In the fission yeast Schizosaccharomyces pombe, interphase microtubules switch to depolymerization almost exclusively at the poles of the cylindrical cell. Proper localization of these events is crucial for morphogenesis, and is thought to depend on factors preferentially localized at the cell poles. Using computer simulations we analyzed five different models of how microtubule dynamic instability might be regulated in order to reproduce the organization of microtubules observed in vivo. To evaluate the simulations we compared their output to nine traits of interphase cells. Using the simulation we could show that the shape of fission yeast induces forces on microtubule plus ends specifically at the cell poles.

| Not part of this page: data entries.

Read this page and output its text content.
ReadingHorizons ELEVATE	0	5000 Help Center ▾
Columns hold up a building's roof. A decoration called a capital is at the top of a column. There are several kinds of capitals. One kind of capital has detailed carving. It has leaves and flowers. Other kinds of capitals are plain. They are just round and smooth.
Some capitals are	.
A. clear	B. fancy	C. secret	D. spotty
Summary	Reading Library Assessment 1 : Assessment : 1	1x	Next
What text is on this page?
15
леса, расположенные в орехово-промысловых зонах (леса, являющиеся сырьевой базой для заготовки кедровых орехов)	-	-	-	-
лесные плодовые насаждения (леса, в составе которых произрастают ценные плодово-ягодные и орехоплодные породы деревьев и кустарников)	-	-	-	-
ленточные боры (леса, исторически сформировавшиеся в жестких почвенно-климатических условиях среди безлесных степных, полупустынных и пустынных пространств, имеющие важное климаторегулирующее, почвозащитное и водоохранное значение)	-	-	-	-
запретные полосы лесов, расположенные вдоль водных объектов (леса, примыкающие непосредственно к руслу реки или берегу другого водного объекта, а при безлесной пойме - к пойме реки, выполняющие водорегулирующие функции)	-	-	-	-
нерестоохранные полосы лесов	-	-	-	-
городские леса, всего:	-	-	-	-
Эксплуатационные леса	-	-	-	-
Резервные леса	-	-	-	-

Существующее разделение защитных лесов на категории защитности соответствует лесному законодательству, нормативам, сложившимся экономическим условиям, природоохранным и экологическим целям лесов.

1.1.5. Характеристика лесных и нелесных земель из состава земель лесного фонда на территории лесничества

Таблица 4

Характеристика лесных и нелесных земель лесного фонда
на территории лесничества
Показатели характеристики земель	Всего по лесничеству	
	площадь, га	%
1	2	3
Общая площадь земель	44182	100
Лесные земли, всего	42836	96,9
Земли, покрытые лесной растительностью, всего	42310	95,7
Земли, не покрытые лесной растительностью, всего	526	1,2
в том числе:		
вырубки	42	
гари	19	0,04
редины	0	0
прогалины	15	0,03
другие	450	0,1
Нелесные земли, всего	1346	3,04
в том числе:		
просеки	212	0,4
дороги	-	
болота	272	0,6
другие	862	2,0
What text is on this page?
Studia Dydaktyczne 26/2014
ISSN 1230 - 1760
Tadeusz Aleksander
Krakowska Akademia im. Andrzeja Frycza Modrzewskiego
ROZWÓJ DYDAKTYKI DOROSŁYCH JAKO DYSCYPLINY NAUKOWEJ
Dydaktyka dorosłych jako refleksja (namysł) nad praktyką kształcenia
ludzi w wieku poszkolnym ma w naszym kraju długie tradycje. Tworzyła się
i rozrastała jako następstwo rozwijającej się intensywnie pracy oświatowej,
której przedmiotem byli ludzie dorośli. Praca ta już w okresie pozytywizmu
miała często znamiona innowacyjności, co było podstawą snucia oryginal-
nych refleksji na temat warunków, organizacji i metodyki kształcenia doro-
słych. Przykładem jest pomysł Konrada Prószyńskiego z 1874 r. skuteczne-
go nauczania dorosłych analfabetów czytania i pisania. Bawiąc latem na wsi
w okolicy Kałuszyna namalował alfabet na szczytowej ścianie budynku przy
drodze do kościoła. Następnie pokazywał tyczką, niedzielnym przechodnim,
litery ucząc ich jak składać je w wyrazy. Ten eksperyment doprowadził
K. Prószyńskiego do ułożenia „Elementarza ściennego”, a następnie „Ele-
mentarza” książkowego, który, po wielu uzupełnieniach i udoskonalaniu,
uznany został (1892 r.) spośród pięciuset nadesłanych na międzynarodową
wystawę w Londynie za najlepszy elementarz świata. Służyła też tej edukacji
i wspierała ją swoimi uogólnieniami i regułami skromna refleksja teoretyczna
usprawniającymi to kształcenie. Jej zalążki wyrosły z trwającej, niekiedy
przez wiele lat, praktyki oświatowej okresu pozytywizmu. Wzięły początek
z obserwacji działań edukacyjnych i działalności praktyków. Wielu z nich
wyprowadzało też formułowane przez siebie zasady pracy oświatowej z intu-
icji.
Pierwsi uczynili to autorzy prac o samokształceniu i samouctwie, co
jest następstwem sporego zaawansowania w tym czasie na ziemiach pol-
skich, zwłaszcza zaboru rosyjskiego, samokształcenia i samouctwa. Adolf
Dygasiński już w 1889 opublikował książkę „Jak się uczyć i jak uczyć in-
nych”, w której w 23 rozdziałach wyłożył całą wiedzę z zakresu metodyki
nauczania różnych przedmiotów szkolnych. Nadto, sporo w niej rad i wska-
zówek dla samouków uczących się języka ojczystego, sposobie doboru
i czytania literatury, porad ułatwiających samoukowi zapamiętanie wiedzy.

We found that the effect of these forces on microtubule dynamics was sufficient to reproduce the nine traits without the requirement of pole-specific factors. In vivo experiments with mutant cells confirmed that cell shape is essential for the proper organization of microtubules in fission yeast which indicates that force might also be relevant in living cells. We furthermore applied the simulation to study the organization of microtubules in mutant cells that were deleted of the microtubule tip tracking proteins Mal3 and Tip1. This lead to the proposal of a novel hypothesis how Tip1 might function in vivo to assist force in the discrimination of the cell poles from central parts of the cell cortex.